The musicianship of Ivan Zenaty has been influenced the most by his personal encounters with Nathan Milstein, Ruggiero Ricci and Andre Gertler, and a major change to his musical thinking was initiated by Professor Bezrodny at the Tchaikovsky Conservatory in Moscow. Of even greater impact, perhaps, were his private lessons with Josef Suk and many subsequent years of their collaboration, climaxing with performances at the Würzburger Mozart-Festspiele and the Prague Spring Festival and with a recording of the complete works of W. A. Mozart.
Ivan Zenaty's recordings have always aroused the enthusiastic acclaim of listeners and music critics. Throughout the period of is artistic activity, there has been an apparent concentration on the complete works of such great composers as Telemann, Bach, Mendelssohn, Schumann, Schulhoff, Dvorak and Grieg recorded for Dorian Recordings in New York. His new complete Dvorak recording (www.audite.de) has attracted extraordinary attention, as has his recording of both violin concertos by J. B. Foerster with the BBC SO London and its music director Jiri Belohlavek (www.supraphon.cz).
Thanks to the Harmony Foundation of New York, Ivan Zenaty plays on a rare Giuseppe Guarneri del Gesu violin made in 1740.
A natural counterbalance to Ivan Zenaty's concert and recording activities is his work as a pedagogue.

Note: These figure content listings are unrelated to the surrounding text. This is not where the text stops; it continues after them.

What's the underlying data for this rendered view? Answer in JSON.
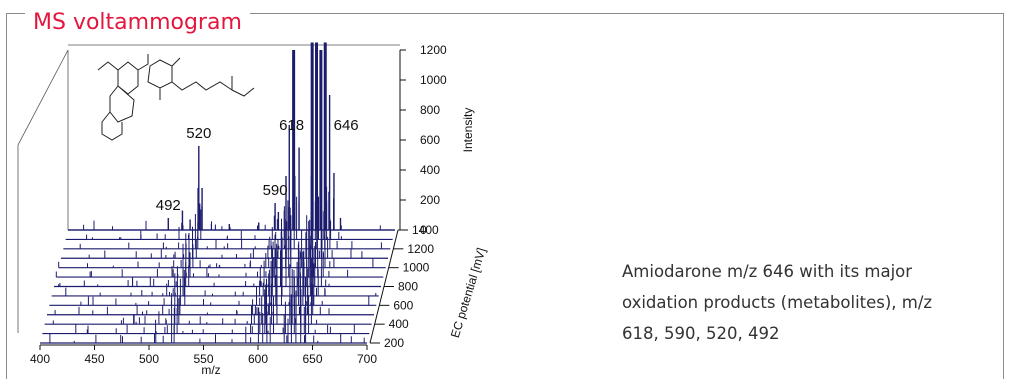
{
  "panel": {
    "title": "MS voltammogram",
    "caption_lines": [
      "Amiodarone m/z 646 with its major",
      "oxidation products (metabolites), m/z",
      "618, 590, 520, 492"
    ]
  },
  "colors": {
    "accent": "#e3173e",
    "trace": "#1c1c6e",
    "frame": "#8c8c8c"
  },
  "icons": {
    "structure": "amiodarone-structure-icon"
  },
  "chart_data": {
    "type": "line",
    "title": "",
    "xlabel": "m/z",
    "ylabel": "Intensity",
    "zlabel": "EC potential [mV]",
    "xlim": [
      400,
      700
    ],
    "ylim": [
      0,
      1200
    ],
    "zlim": [
      200,
      1400
    ],
    "x_ticks": [
      400,
      450,
      500,
      550,
      600,
      650,
      700
    ],
    "y_ticks": [
      0,
      200,
      400,
      600,
      800,
      1000,
      1200
    ],
    "z_ticks": [
      200,
      400,
      600,
      800,
      1000,
      1200,
      1400
    ],
    "traces": 13,
    "grid": false,
    "front_spectrum_peaks": [
      {
        "mz": 492,
        "intensity": 80
      },
      {
        "mz": 505,
        "intensity": 130
      },
      {
        "mz": 512,
        "intensity": 70
      },
      {
        "mz": 520,
        "intensity": 560
      },
      {
        "mz": 523,
        "intensity": 280
      },
      {
        "mz": 548,
        "intensity": 40
      },
      {
        "mz": 575,
        "intensity": 50
      },
      {
        "mz": 590,
        "intensity": 180
      },
      {
        "mz": 593,
        "intensity": 120
      },
      {
        "mz": 600,
        "intensity": 360
      },
      {
        "mz": 603,
        "intensity": 700
      },
      {
        "mz": 607,
        "intensity": 1200
      },
      {
        "mz": 612,
        "intensity": 550
      },
      {
        "mz": 624,
        "intensity": 1250
      },
      {
        "mz": 628,
        "intensity": 1250
      },
      {
        "mz": 632,
        "intensity": 1200
      },
      {
        "mz": 636,
        "intensity": 1250
      },
      {
        "mz": 640,
        "intensity": 900
      },
      {
        "mz": 644,
        "intensity": 380
      },
      {
        "mz": 650,
        "intensity": 80
      }
    ],
    "annotations": [
      {
        "label": "492",
        "mz": 492,
        "intensity": 80
      },
      {
        "label": "520",
        "mz": 520,
        "intensity": 560
      },
      {
        "label": "590",
        "mz": 590,
        "intensity": 180
      },
      {
        "label": "618",
        "mz": 618,
        "intensity": 750
      },
      {
        "label": "646",
        "mz": 646,
        "intensity": 750
      }
    ]
  }
}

Besides master classes in Germany, Spain and the USA, in 1996 he accepted a professorship of violin performance at the Hochschule fuer Musik Carl Maria von Weber in Dresden. Professor Zenaty is often invited to serve on music competition juries (Prague Spring, Königin Sophie Charlotte, Pancho Vladigerov, Violine in Dresden), and he has repeatedly served as chairman of the jury of the International Beethoven Competition.
Mr. Zenaty joined the CIM faculy in the fall 2012.